Thursday, July 21, 2011

Loving the Questions

"Be patient toward all that is unsolved in your heart and try to love the questions themselves, like locked rooms and like books that are now written in a very foreign tongue. Do not now seek the answers, which cannot be given you because you would not be able to live them. And the point is, to live everything. Live the questions now. Perhaps you will then gradually, without noticing it, live along some distant day into the answer."
— Rainer Maria Rilke

Sometimes it's very difficult to be a seeker, rather than a knower. I have been seeking for nearly a decade, at once a long time and an instant. There are times when I think that it is time to grow up, that being an adult means knowing. There are other times when I allow myself to revel in the not-knowing, the wonder of experiencing something without truly understanding the minutia involved. Part of my attraction to religions other than the one in which I grew up is their newness, the adventure of living them for the first time.

I worry that I am only looking for the newness, and not the understanding or longevity.I worry about the example I set for my children, and the time when my family and friends will lose patience with my journey. I worry about reaching the journey's end before I feel finished and settled.
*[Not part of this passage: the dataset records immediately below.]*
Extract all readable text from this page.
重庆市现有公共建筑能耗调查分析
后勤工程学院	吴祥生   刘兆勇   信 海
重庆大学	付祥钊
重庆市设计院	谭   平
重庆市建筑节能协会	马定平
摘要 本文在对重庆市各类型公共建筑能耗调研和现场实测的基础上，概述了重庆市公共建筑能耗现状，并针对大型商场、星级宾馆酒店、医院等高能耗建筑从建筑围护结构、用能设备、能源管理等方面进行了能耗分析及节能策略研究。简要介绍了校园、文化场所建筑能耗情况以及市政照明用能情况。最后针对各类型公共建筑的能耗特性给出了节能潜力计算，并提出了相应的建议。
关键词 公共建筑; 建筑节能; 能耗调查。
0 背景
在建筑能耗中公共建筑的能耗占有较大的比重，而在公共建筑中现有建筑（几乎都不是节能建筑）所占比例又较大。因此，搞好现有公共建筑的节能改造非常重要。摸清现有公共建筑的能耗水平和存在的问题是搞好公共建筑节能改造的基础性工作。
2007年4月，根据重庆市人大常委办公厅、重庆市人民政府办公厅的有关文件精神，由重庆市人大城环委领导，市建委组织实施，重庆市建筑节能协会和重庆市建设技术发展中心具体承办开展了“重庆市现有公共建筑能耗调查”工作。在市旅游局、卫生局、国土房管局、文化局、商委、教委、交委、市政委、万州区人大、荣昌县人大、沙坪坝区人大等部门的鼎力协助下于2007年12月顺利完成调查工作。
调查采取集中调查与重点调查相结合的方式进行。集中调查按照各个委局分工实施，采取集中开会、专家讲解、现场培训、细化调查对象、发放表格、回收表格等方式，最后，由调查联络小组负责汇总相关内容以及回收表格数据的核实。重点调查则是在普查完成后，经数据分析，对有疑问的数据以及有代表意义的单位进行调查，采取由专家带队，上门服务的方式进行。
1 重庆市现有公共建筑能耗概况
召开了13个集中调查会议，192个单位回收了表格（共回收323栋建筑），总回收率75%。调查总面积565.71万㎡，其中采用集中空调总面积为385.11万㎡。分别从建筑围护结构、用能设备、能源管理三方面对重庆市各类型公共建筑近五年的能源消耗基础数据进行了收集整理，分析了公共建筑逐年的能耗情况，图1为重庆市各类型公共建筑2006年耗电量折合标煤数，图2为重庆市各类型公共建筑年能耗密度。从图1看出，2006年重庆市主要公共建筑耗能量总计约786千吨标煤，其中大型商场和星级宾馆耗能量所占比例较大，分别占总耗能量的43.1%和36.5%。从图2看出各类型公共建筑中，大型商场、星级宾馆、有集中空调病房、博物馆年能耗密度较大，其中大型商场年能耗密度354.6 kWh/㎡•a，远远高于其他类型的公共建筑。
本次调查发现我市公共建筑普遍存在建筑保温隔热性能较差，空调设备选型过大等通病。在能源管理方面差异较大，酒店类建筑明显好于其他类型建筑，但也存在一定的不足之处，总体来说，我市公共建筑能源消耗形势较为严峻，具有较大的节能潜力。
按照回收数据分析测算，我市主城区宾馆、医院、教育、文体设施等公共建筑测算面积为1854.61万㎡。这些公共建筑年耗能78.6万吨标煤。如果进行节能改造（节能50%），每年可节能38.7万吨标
I worry that I won't be taken seriously, and that I'm not taking myself or any faith path seriously enough, either. 

And so I start down this new twist in the road tentatively, almost fearfully, and very inquisitively. I want to know, to understand, to feel, to see, to experience all there is to experience, but mostly just to know. And yet, I need to love the questions first. Perhaps this time of questioning will only end when I'm ready for it not to end yet.